As you work to gain empathy for other people’s experiences, think through their whole day, week, month, etc. to get a fuller picture of their lives. Try to really imagine their daily encounters, struggles, and wins. If someone whizzes by you when the light turns green, don’t get annoyed thinking that they should slow down. Give the person the benefit of the doubt. They might be in a hurry for a number of important reasons that you have no idea about, such as a medical emergency. Continue this empathetic mindset in the workplace, your relationships, and beyond.

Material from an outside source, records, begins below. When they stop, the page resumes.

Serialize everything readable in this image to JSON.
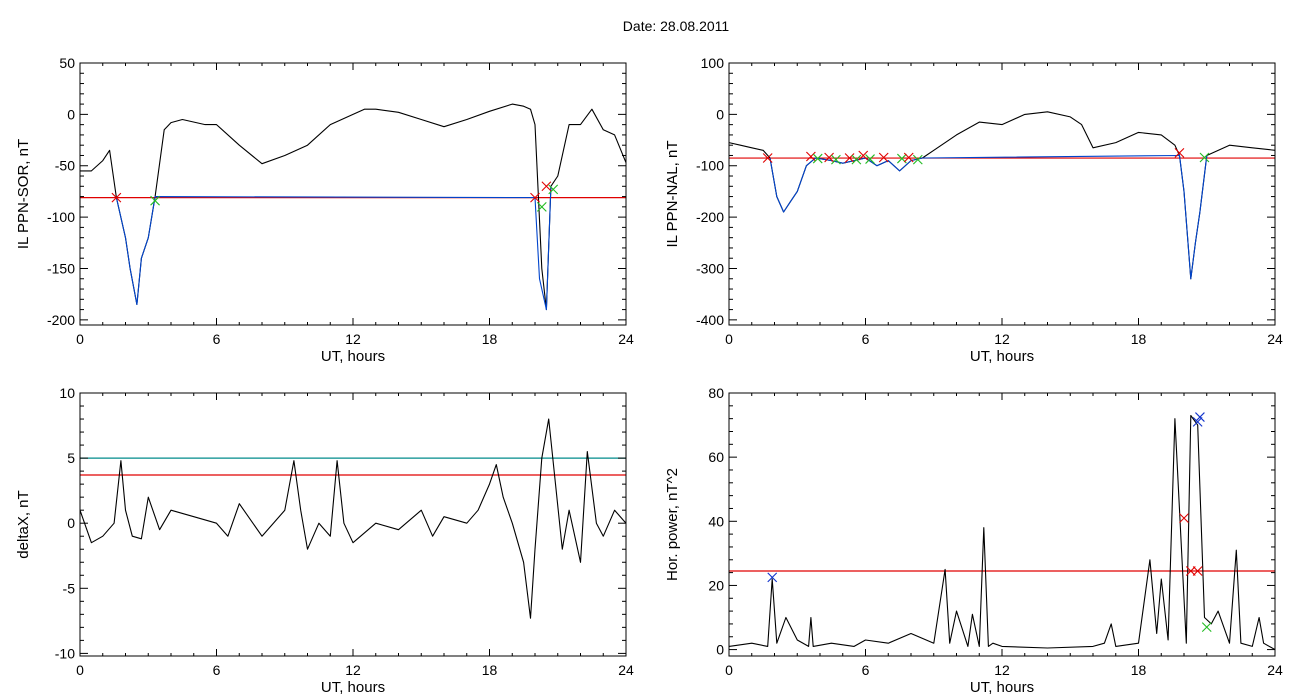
{
  "page": {
    "title": "Date:  28.08.2011"
  },
  "colors": {
    "trace": "#000000",
    "threshold_red": "#e00000",
    "threshold_teal": "#008b8b",
    "event_blue": "#0044cc",
    "marker_red": "#e00000",
    "marker_green": "#22bb22",
    "marker_blue": "#1133cc"
  },
  "chart_data": [
    {
      "type": "line",
      "id": "sor",
      "xlabel": "UT, hours",
      "ylabel": "IL PPN-SOR, nT",
      "xlim": [
        0,
        24
      ],
      "ylim": [
        -205,
        50
      ],
      "xticks": [
        0,
        6,
        12,
        18,
        24
      ],
      "yticks": [
        50,
        0,
        -50,
        -100,
        -150,
        -200
      ],
      "thresholds": [
        {
          "value": -81,
          "color": "red"
        }
      ],
      "series": [
        {
          "color": "black",
          "x": [
            0,
            0.5,
            1.0,
            1.3,
            1.6,
            2.0,
            2.2,
            2.5,
            2.7,
            3.0,
            3.3,
            3.7,
            4.0,
            4.5,
            5.5,
            6.0,
            7.0,
            8.0,
            9.0,
            10.0,
            11.0,
            12.0,
            12.5,
            13.0,
            14.0,
            15.0,
            16.0,
            17.0,
            18.0,
            19.0,
            19.5,
            19.8,
            20.0,
            20.3,
            20.5,
            20.7,
            21.0,
            21.5,
            22.0,
            22.5,
            23.0,
            23.5,
            24.0
          ],
          "y": [
            -55,
            -55,
            -45,
            -35,
            -81,
            -120,
            -150,
            -185,
            -140,
            -120,
            -80,
            -15,
            -8,
            -5,
            -10,
            -10,
            -30,
            -48,
            -40,
            -30,
            -10,
            0,
            5,
            5,
            2,
            -5,
            -12,
            -5,
            3,
            10,
            8,
            5,
            -10,
            -150,
            -190,
            -70,
            -60,
            -10,
            -10,
            5,
            -15,
            -20,
            -47
          ]
        },
        {
          "color": "blue",
          "x": [
            1.6,
            2.0,
            2.2,
            2.5,
            2.7,
            3.0,
            3.3,
            20.0,
            20.2,
            20.5,
            20.7
          ],
          "y": [
            -81,
            -120,
            -150,
            -185,
            -140,
            -120,
            -80,
            -81,
            -160,
            -190,
            -70
          ]
        }
      ],
      "markers": [
        {
          "x": 1.6,
          "y": -81,
          "color": "red"
        },
        {
          "x": 3.3,
          "y": -84,
          "color": "green"
        },
        {
          "x": 20.0,
          "y": -81,
          "color": "red"
        },
        {
          "x": 20.3,
          "y": -90,
          "color": "green"
        },
        {
          "x": 20.5,
          "y": -70,
          "color": "red"
        },
        {
          "x": 20.8,
          "y": -73,
          "color": "green"
        }
      ]
    },
    {
      "type": "line",
      "id": "nal",
      "xlabel": "UT, hours",
      "ylabel": "IL PPN-NAL, nT",
      "xlim": [
        0,
        24
      ],
      "ylim": [
        -410,
        100
      ],
      "xticks": [
        0,
        6,
        12,
        18,
        24
      ],
      "yticks": [
        100,
        0,
        -100,
        -200,
        -300,
        -400
      ],
      "thresholds": [
        {
          "value": -85,
          "color": "red"
        }
      ],
      "series": [
        {
          "color": "black",
          "x": [
            0,
            0.5,
            1.0,
            1.5,
            1.8,
            2.1,
            2.4,
            2.7,
            3.0,
            3.4,
            3.8,
            4.5,
            5.0,
            5.5,
            6.0,
            6.5,
            7.0,
            7.5,
            8.0,
            8.5,
            9.0,
            10.0,
            11.0,
            12.0,
            13.0,
            14.0,
            15.0,
            15.5,
            16.0,
            17.0,
            18.0,
            19.0,
            19.6,
            19.8,
            20.0,
            20.3,
            20.5,
            20.7,
            21.0,
            22.0,
            23.0,
            24.0
          ],
          "y": [
            -55,
            -60,
            -65,
            -70,
            -85,
            -160,
            -190,
            -170,
            -150,
            -100,
            -85,
            -90,
            -95,
            -90,
            -85,
            -100,
            -90,
            -110,
            -90,
            -85,
            -70,
            -40,
            -15,
            -20,
            0,
            5,
            -5,
            -20,
            -65,
            -55,
            -35,
            -40,
            -60,
            -80,
            -150,
            -320,
            -250,
            -190,
            -80,
            -60,
            -65,
            -70
          ]
        },
        {
          "color": "blue",
          "x": [
            1.8,
            2.1,
            2.4,
            2.7,
            3.0,
            3.4,
            3.8,
            4.5,
            5.0,
            5.5,
            6.0,
            6.5,
            7.0,
            7.5,
            8.0,
            8.5,
            19.8,
            20.0,
            20.3,
            20.5,
            20.7,
            21.0
          ],
          "y": [
            -85,
            -160,
            -190,
            -170,
            -150,
            -100,
            -85,
            -90,
            -95,
            -90,
            -85,
            -100,
            -90,
            -110,
            -90,
            -85,
            -80,
            -150,
            -320,
            -250,
            -190,
            -80
          ]
        }
      ],
      "markers": [
        {
          "x": 1.7,
          "y": -85,
          "color": "red"
        },
        {
          "x": 3.6,
          "y": -82,
          "color": "red"
        },
        {
          "x": 3.9,
          "y": -86,
          "color": "green"
        },
        {
          "x": 4.4,
          "y": -84,
          "color": "red"
        },
        {
          "x": 4.7,
          "y": -88,
          "color": "green"
        },
        {
          "x": 5.3,
          "y": -85,
          "color": "red"
        },
        {
          "x": 5.6,
          "y": -88,
          "color": "green"
        },
        {
          "x": 5.9,
          "y": -80,
          "color": "red"
        },
        {
          "x": 6.2,
          "y": -87,
          "color": "green"
        },
        {
          "x": 6.8,
          "y": -84,
          "color": "red"
        },
        {
          "x": 7.6,
          "y": -86,
          "color": "green"
        },
        {
          "x": 7.9,
          "y": -84,
          "color": "red"
        },
        {
          "x": 8.3,
          "y": -88,
          "color": "green"
        },
        {
          "x": 19.8,
          "y": -75,
          "color": "red"
        },
        {
          "x": 20.9,
          "y": -84,
          "color": "green"
        }
      ]
    },
    {
      "type": "line",
      "id": "deltax",
      "xlabel": "UT, hours",
      "ylabel": "deltaX, nT",
      "xlim": [
        0,
        24
      ],
      "ylim": [
        -10.2,
        10
      ],
      "xticks": [
        0,
        6,
        12,
        18,
        24
      ],
      "yticks": [
        10,
        5,
        0,
        -5,
        -10
      ],
      "thresholds": [
        {
          "value": 5,
          "color": "teal"
        },
        {
          "value": 3.7,
          "color": "red"
        }
      ],
      "series": [
        {
          "color": "black",
          "x": [
            0,
            0.5,
            1.0,
            1.5,
            1.8,
            2.0,
            2.3,
            2.7,
            3.0,
            3.5,
            4.0,
            5.0,
            6.0,
            6.5,
            7.0,
            8.0,
            8.5,
            9.0,
            9.4,
            9.7,
            10.0,
            10.5,
            11.0,
            11.3,
            11.6,
            12.0,
            13.0,
            14.0,
            15.0,
            15.5,
            16.0,
            17.0,
            17.5,
            18.0,
            18.3,
            18.6,
            19.0,
            19.5,
            19.8,
            20.0,
            20.3,
            20.6,
            20.9,
            21.2,
            21.5,
            22.0,
            22.3,
            22.7,
            23.0,
            23.5,
            24.0
          ],
          "y": [
            1,
            -1.5,
            -1,
            0,
            4.8,
            1,
            -1,
            -1.2,
            2,
            -0.5,
            1,
            0.5,
            0,
            -1,
            1.5,
            -1,
            0,
            1,
            4.8,
            1,
            -2,
            0,
            -1,
            4.8,
            0,
            -1.5,
            0,
            -0.5,
            1,
            -1,
            0.5,
            0,
            1,
            3,
            4.5,
            2,
            0,
            -3,
            -7.3,
            -2,
            5,
            8,
            3,
            -2,
            1,
            -3,
            5.5,
            0,
            -1,
            1,
            0
          ]
        }
      ]
    },
    {
      "type": "line",
      "id": "power",
      "xlabel": "UT, hours",
      "ylabel": "Hor. power, nT^2",
      "xlim": [
        0,
        24
      ],
      "ylim": [
        -2,
        80
      ],
      "xticks": [
        0,
        6,
        12,
        18,
        24
      ],
      "yticks": [
        80,
        60,
        40,
        20,
        0
      ],
      "thresholds": [
        {
          "value": 24.5,
          "color": "red"
        }
      ],
      "series": [
        {
          "color": "black",
          "x": [
            0,
            1.0,
            1.7,
            1.9,
            2.1,
            2.5,
            3.0,
            3.5,
            3.6,
            3.7,
            4.5,
            5.5,
            6.0,
            7.0,
            8.0,
            9.0,
            9.5,
            9.7,
            10.0,
            10.5,
            10.7,
            11.0,
            11.2,
            11.4,
            11.6,
            12.0,
            14.0,
            16.0,
            16.5,
            16.8,
            17.0,
            18.0,
            18.5,
            18.8,
            19.0,
            19.3,
            19.6,
            19.9,
            20.1,
            20.3,
            20.6,
            20.9,
            21.2,
            21.5,
            22.0,
            22.3,
            22.5,
            23.0,
            23.3,
            23.5,
            24.0
          ],
          "y": [
            1,
            2,
            1,
            22,
            2,
            10,
            3,
            1,
            10,
            1,
            2,
            1,
            3,
            2,
            5,
            2,
            25,
            2,
            12,
            1,
            11,
            1,
            38,
            1,
            2,
            1,
            0.5,
            1,
            2,
            8,
            1,
            2,
            28,
            5,
            22,
            3,
            72,
            30,
            2,
            73,
            70,
            10,
            8,
            12,
            2,
            31,
            2,
            1,
            10,
            2,
            0
          ]
        }
      ],
      "markers": [
        {
          "x": 1.9,
          "y": 22.5,
          "color": "blue"
        },
        {
          "x": 20.0,
          "y": 41,
          "color": "red"
        },
        {
          "x": 20.3,
          "y": 24.5,
          "color": "red"
        },
        {
          "x": 20.6,
          "y": 24.5,
          "color": "red"
        },
        {
          "x": 20.6,
          "y": 71,
          "color": "blue"
        },
        {
          "x": 20.7,
          "y": 72.5,
          "color": "blue"
        },
        {
          "x": 21.0,
          "y": 7,
          "color": "green"
        }
      ]
    }
  ]
}
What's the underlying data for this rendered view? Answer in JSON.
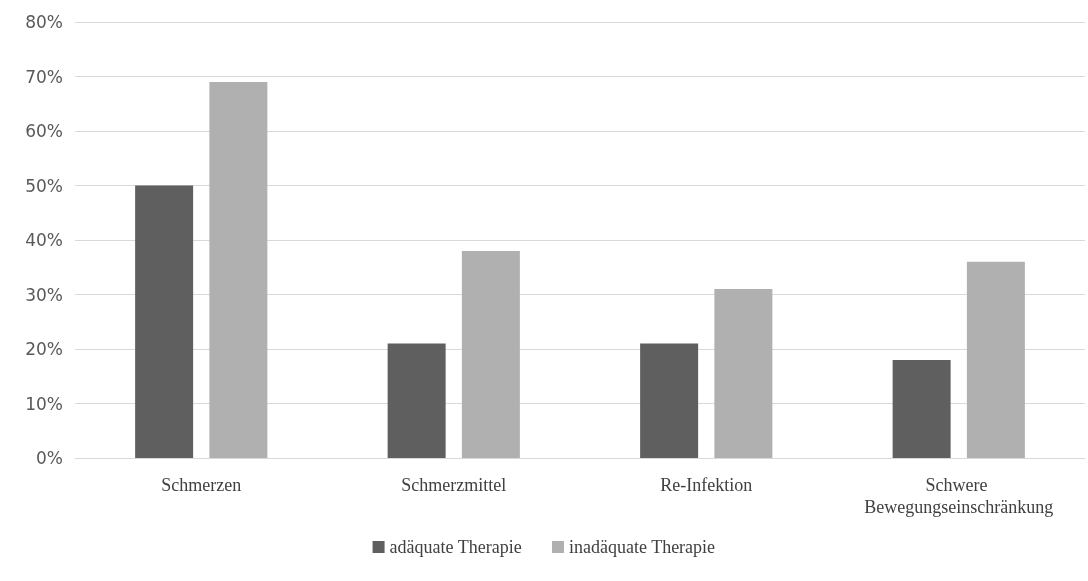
{
  "chart_data": {
    "type": "bar",
    "categories": [
      "Schmerzen",
      "Schmerzmittel",
      "Re-Infektion",
      "Schwere Bewegungseinschränkung"
    ],
    "series": [
      {
        "name": "adäquate Therapie",
        "color": "#5f5f5f",
        "values": [
          50,
          21,
          21,
          18
        ]
      },
      {
        "name": "inadäquate Therapie",
        "color": "#b0b0b0",
        "values": [
          69,
          38,
          31,
          36
        ]
      }
    ],
    "ylim": [
      0,
      80
    ],
    "yticks": [
      {
        "value": 0,
        "label": "0%"
      },
      {
        "value": 10,
        "label": "10%"
      },
      {
        "value": 20,
        "label": "20%"
      },
      {
        "value": 30,
        "label": "30%"
      },
      {
        "value": 40,
        "label": "40%"
      },
      {
        "value": 50,
        "label": "50%"
      },
      {
        "value": 60,
        "label": "60%"
      },
      {
        "value": 70,
        "label": "70%"
      },
      {
        "value": 80,
        "label": "80%"
      }
    ],
    "grid": "y",
    "legend": "bottom"
  }
}
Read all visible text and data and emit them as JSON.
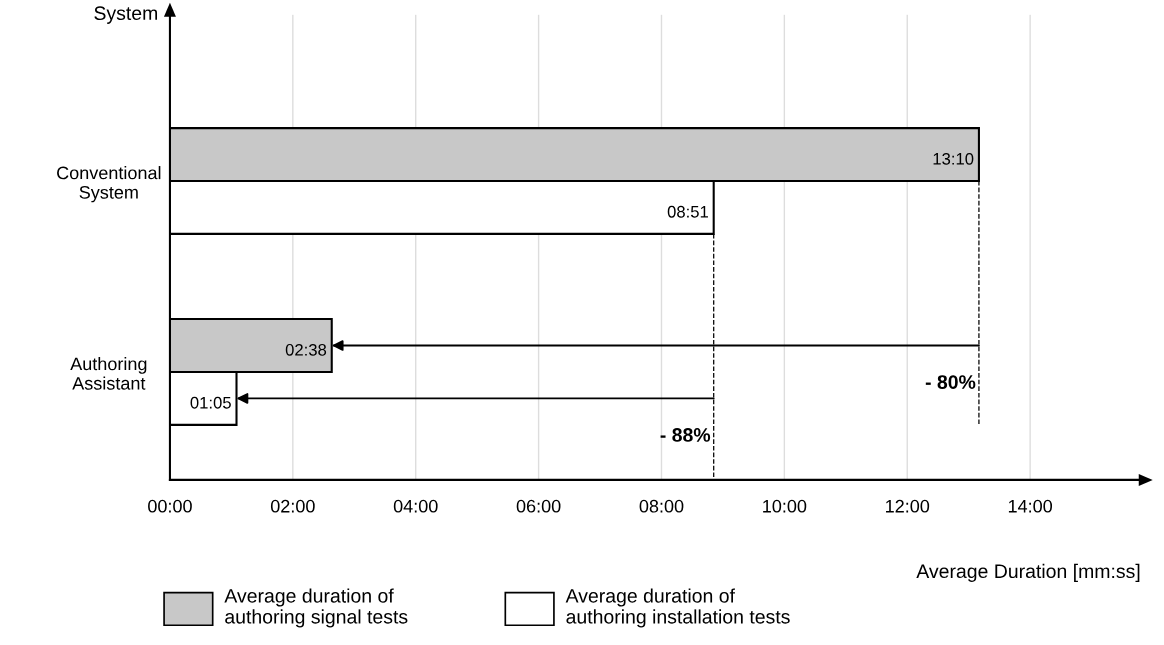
{
  "chart_data": {
    "type": "bar",
    "orientation": "horizontal",
    "xlabel": "Average Duration [mm:ss]",
    "ylabel": "System",
    "categories": [
      "Conventional\nSystem",
      "Authoring\nAssistant"
    ],
    "series": [
      {
        "name": "Average duration of\nauthoring signal tests",
        "color": "#c8c8c8",
        "values": [
          13.1667,
          2.6333
        ],
        "value_labels": [
          "13:10",
          "02:38"
        ]
      },
      {
        "name": "Average duration of\nauthoring installation tests",
        "color": "#ffffff",
        "values": [
          8.85,
          1.0833
        ],
        "value_labels": [
          "08:51",
          "01:05"
        ]
      }
    ],
    "xlim": [
      0,
      15.8
    ],
    "xticks": [
      {
        "value": 0,
        "label": "00:00"
      },
      {
        "value": 2,
        "label": "02:00"
      },
      {
        "value": 4,
        "label": "04:00"
      },
      {
        "value": 6,
        "label": "06:00"
      },
      {
        "value": 8,
        "label": "08:00"
      },
      {
        "value": 10,
        "label": "10:00"
      },
      {
        "value": 12,
        "label": "12:00"
      },
      {
        "value": 14,
        "label": "14:00"
      }
    ],
    "annotations": [
      "- 80%",
      "- 88%"
    ],
    "grid": "x",
    "legend": "bottom"
  }
}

Take on tasks that you normally wouldn’t. Rather than assuming that the janitor will take your trash out or that someone else will make the coffee, do it yourself! Having more appreciation for the tasks you typically take for granted will give you a better understanding of the jobs others do on a daily basis.
Read, listen, learn, and grow.
There’s no excuse for not learning about other people and places. Pick up a book, read an article, and find ways to expand your comprehension of cultures beyond your own. You can access documentaries, visit museums, and attend lectures and seminars in areas outside of your neighborhood, too. Gather even more suggestions on ways to elevate your empathy, here. Then, broaden your culture by attending community events or religious services with others not in your typical circle.
Rather than making assumptions and statements, ask questions. Let your inquiries go beyond the surface level so that you get deeper insights into people’s thoughts and ideas. Then, be open and honest about your own experiences and emotions. What hesitations and questions do you still have?
As you start to develop more empathy, put your new knowledge into action. If you hear discriminatory comments, speak up! If someone is being insensitive, (respectfully) call them out on it. Part of becoming more empathetic is not sitting by when you witness an injustice. Commit to making a difference in other people’s lives.
So, take time to stop, listen, and observe every day. What can you learn about what other people are going through? What questions can you ask your friends, neighbors, coworkers, or the woman sitting next to you on the bus? Get out of your normal routine to put yourself in situations where you can actively learn from others. As a result of your increased empathy, you’ll be a more compassionate, understanding person and a better friend.